The Mother comes on the heels of Zeller's The Father, which was written after The Mother but was given its US premiere in a 2016 Manhattan Theatre Club Broadway production, starring Frank Langella as a patriarch suffering from dementia (a third play in this loose familial trilogy, The Son, just completed a run at the Kiln Theatre in London). Both plays attempt to get inside the heads of their title characters, putting us right inside their mental illnesses. In the case of The Mother, Zeller's scenes play back on themselves, with one version of a scene offering what could be interpreted as Anne's own abrasive wish-fulfillment version of the other. And under Trip Cullman's direction, characters and objects sometimes have a tendency to uncannily appear out of nowhere either onstage or on the sides of the audience space.
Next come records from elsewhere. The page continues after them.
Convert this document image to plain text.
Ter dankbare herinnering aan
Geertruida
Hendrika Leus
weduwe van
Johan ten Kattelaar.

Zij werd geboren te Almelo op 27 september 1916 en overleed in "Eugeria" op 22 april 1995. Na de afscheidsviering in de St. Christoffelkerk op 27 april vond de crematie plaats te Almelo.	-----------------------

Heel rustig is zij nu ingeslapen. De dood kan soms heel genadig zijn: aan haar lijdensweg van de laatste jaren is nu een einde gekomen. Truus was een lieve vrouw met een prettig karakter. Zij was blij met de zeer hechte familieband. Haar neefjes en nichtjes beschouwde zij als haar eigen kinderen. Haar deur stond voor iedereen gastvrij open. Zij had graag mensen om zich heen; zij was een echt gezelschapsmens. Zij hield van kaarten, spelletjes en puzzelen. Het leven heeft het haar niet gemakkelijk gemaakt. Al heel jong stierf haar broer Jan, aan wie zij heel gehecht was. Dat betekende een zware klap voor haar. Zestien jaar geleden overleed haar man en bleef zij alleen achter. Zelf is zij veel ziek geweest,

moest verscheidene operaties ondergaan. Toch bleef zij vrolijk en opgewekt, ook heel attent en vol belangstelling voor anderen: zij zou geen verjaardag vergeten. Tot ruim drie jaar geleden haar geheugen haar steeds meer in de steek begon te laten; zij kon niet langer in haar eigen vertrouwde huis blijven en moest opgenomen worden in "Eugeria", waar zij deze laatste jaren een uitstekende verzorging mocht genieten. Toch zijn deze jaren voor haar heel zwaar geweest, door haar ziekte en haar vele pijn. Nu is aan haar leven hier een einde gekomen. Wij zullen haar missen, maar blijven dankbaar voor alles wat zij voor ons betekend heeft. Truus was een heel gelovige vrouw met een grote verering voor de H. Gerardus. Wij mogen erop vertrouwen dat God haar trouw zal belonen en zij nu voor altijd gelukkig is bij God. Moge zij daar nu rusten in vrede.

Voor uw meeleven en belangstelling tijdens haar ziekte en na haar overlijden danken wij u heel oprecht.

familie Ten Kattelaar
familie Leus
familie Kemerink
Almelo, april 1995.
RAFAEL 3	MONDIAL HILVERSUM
Otherwise, Cullman's direction remains rather prosaic throughout, exemplified by Lucy Mackinnon's projections, which consist primarily of numbers written out in French to delineate scenes, with numbers repeated to indicate a variation of the scene we've just seen. Mark Wendland's tomblike set sticks mostly to a white color scheme, with only the theater's brown brick back wall offering any kind of relief from the monotony. Costume designer Anita Yavich dresses the characters in conservative black, white, and grey attire throughout, making the one red dress Anne wears in the play's second half — her desperate bid to recapture a sliver of her lost youth — stand out in full glowing relief. Ben Stanton's lighting is notable for its sense of glaring fluorescent normalcy, except during the occasions when it shines dramatic spotlights on certain performers in introspective moments. And sound designer and composer Fitz Patton's main contributions to this landscape of Anne's depressive mind are moments of jittery electronic noise that sound like something out of a David Fincher film like Fight Club and Panic Room.
To be fair, there's only so much inventive stagecraft to bring to a play that remains stubbornly cerebral, for all its devastating subject matter. Even its blurring-fantasy-and-reality conceit feels less like a convincingly organic depiction of mental illness than an academic's intellectualized approximation of it. Worse, once you grasp its structural gimmick early on, dramatically speaking, there's nowhere left for The Mother to go but down, and Zeller doesn't offer many surprises beyond passing suggestions of incestuous feelings on Anne's part toward her son. Huppert does her best to bring emotional heft to this puzzle box, and occasionally Zeller hints at uncomfortable truths about the way housewives like Anne are often shamefully taken for granted by society at large. Overall, though, the cumulative effect of The Mother is like watching a slow-motion car wreck: at times fascinating to gawk at, but leaving us none the wiser as we drive by.